One of them is that, each time you read a new program, you have to learn a new language. Probably no language benefitted / suffered from this more than Lisp.
Any signficant project in any language has a "dictionary" of custom identifiers, whose vocabulary you have to learn if you want to become a maintainer.
The thousand functions in a big C program are just as much a language, as some Lisp macros.
The functions all do something. That something isn't "transform the code", but that doesn't matter; if you're looking at the function call and don't know what it does, you're just as lost.
Basically, if you're reading Lisp, you go from "outside in" and just assume that everything you see whose definition you are not familiar with is a macro.
Well-behaved code follows certain unwritten conventions. For instance, it avoids creating confusion by exhibiting multiple completely independent uses of the same symbols in the same scope. So for instance if we have (frobozz a b) wrapped in a lexical scope where we have (let (a b) ...) in effect, this well-behavedness principle tells us that the a and b symbols in (frobozz a b) refer to these variables. So, we can probably lay aside our suspicion that, for instance, frobozz is redefining some unrelated a in terms of some unrelated b. However, frobozz might be a macro; so we can't cast aside our suspicion that either a or b has its value clobbered. (Same in Pascal or C++, with ordinary functions: frobozz(a, b) could take VAR parameters or references, respectively).
This isn't really the case. Some libraries are all macros, some libraries have no macros, but most have a few macros that quickly fall into general patterns: some macros for setting up and tearing down context safely (with-thing macros), others for iterating some data structure without revealing its internals (do-thing macros), generally simple stuff.
> One of them is that, each time you read a new program, you have to learn a new language
Which is not bad at all. You still have to do it with the programs written in the same language built with different libraries and targeting the different problem domains. In the latter case the language is obscuring the essence of the code.
And if you're using a well designed DSL, and you're familiar with the problem domain, it will be readable naturally, just like a pseudocode.
A lot of domain languages need infix operators though. And even if you understand the domain, it's hard to read and refactor code in the presence of unrestricted macros, whereas in a language where such DSLs are implemented via the type system the tooling will understand that.
Why do they need infix operators? Most programmers already use prefix notation with function calls. Infix is primarily restricted to mathematical and logical operations, but the prefix (lisp style, taking an arbitrary number of arguments) is pretty clear when written neatly:
(and cond1
cond2
cond3)
(NB: multiple lines like this would really only be used for a lot of conditions or longer expressions.)

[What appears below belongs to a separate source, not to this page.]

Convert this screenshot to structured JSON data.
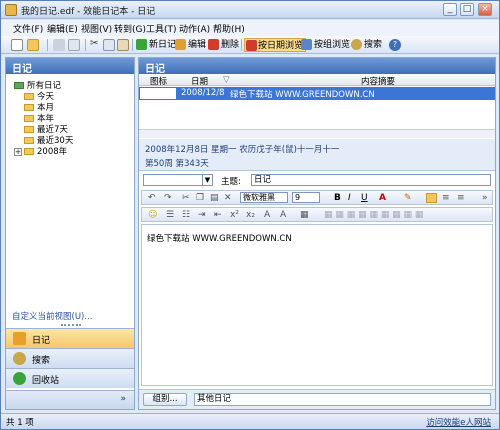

We already do something similar with our algol-like languages:
But at that point it's no longer the language of the domain. If you're going to support writing mathematics that looks like the mathematics that mathematicians write then you need infix operators, because mathematics is written with infix operators. Similarly for many other domains.
That is incorrect; the notation (op arg1 arg2) isn't the surface syntax that is preferred by some practitioners working in that domain. However, it corresponds 1:1 to its abstract syntax.
There are ways to provide infix independently. That is to say, one person can develop this domain specific syntax, and another can develop or customize an infix engine for it.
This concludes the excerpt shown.